Notice all $b_i$ are unique (again by the same theorem) and without loss of
generality, choose a $b_k$, $1 <= k <= n$.

Then $p$ has $j = 1,2,...$ $hash$ of $b_k$ in its factors. Then $p^2$ has $2j$
$hash$ of $b_k$. Similarly, $q$ has $L = 1,2,...$ $hash$ of $b_k$, and $q^2$
has $2L$. Then $(Pi ^n _(i=1)) q^2$ has $2L + 1$ $hash$ of $b_k$. But

$ p^2 = (Pi^n_(i=1)) q^2 $

and by unique factorization they must have the same $hash$ of the prime factor $b_k$, so $sqrt(a)$ is irrational.

Note that if $a$ was a perfect square, TODO

*@rational-between.* Effectively we are asked to show that given $x,y in QQ$,
where $x < y$, $exists z in QQ$ such that $x < z < y$.
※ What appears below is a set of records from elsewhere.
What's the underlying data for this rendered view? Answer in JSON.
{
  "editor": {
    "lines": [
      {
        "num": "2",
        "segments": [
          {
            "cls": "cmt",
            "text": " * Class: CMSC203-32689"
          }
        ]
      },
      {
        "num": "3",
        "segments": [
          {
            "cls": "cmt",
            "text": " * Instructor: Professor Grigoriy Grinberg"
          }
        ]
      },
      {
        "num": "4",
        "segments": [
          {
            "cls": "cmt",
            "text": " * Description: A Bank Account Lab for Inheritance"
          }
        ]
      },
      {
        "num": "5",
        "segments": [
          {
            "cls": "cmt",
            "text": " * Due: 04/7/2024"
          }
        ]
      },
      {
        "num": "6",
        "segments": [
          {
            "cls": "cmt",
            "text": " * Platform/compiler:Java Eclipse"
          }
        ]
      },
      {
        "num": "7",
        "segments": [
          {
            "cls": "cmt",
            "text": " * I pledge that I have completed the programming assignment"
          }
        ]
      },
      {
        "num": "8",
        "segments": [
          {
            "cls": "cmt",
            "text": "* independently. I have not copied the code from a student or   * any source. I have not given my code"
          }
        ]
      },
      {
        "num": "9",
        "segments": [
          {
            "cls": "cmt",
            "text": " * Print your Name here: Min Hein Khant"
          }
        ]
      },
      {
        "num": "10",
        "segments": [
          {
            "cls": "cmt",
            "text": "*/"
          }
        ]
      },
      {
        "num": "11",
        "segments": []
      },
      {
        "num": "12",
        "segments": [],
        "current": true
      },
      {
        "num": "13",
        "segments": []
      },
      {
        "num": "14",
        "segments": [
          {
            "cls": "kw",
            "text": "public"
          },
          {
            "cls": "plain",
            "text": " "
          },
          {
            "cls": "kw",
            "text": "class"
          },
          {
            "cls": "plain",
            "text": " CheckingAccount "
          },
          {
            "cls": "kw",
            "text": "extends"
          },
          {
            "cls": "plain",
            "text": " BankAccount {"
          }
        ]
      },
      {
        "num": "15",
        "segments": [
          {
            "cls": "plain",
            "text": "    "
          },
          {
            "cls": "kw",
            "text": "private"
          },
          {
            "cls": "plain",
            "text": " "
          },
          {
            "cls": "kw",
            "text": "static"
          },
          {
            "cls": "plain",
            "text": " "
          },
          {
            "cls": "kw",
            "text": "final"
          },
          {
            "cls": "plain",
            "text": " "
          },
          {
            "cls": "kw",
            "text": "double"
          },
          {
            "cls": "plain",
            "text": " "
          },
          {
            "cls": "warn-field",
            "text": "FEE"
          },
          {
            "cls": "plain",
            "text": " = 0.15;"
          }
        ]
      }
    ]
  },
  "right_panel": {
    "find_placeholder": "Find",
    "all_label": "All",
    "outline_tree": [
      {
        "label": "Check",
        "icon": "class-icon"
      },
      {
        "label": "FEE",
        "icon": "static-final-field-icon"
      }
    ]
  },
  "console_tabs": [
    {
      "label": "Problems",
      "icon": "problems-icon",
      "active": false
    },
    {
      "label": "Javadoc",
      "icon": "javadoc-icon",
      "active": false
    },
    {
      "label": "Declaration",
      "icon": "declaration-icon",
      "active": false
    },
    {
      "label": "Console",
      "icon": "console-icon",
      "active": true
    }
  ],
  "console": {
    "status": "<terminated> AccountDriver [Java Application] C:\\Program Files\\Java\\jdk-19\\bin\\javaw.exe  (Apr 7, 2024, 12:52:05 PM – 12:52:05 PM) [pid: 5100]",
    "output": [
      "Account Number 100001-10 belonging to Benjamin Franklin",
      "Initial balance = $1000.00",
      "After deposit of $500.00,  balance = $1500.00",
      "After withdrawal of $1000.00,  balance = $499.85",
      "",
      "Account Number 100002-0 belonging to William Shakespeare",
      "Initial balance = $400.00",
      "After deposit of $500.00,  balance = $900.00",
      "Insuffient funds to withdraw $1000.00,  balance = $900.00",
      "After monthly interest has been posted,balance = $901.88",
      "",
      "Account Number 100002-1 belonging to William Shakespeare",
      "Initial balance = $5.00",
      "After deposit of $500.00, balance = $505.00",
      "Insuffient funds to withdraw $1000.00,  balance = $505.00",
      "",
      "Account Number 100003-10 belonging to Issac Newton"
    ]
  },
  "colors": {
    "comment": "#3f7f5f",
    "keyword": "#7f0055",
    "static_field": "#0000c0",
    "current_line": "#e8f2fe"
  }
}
First, let us take the difference between $x$ and $y$.

$
  exists a,b in ZZ \
  x = a / b \
  y = c / d \
  y - x = (b c - a d) / (b d)
$

So we know that

$
  y = x + (b c - a d) / (b d)
$

We see that if we can find any nonzero integer less than $(b c - a d)/(b d)$,
adding it to $x$ gives us the number between $x$ and $y$ we desire. One option is

$
  (b c - a d) / (b d + 1) < (b c - a d) / (b d) \
  x < x + (b c - a d) / (b d + 1) < x + (b c - a d) / (b d) = y \
$

So one such $z$ is

$ z = x + (b c - a d) / (b d + 1) $

#remark[
  There is a minor hole in this proof, if $b d + 1 = 0$, $z$ is undefined. We
  can easily avoid this by replacing all instances of $b d + 1$ with, say, $b d
  + 2$, when $b d + 1 = 0$.
]

#remark[
  A much easier and less roundabout proof is to take
  $ z = (x + y) / 2 $
  Then $(x + y)/2$ is obviously rational and strictly between $x$ and $y$.
]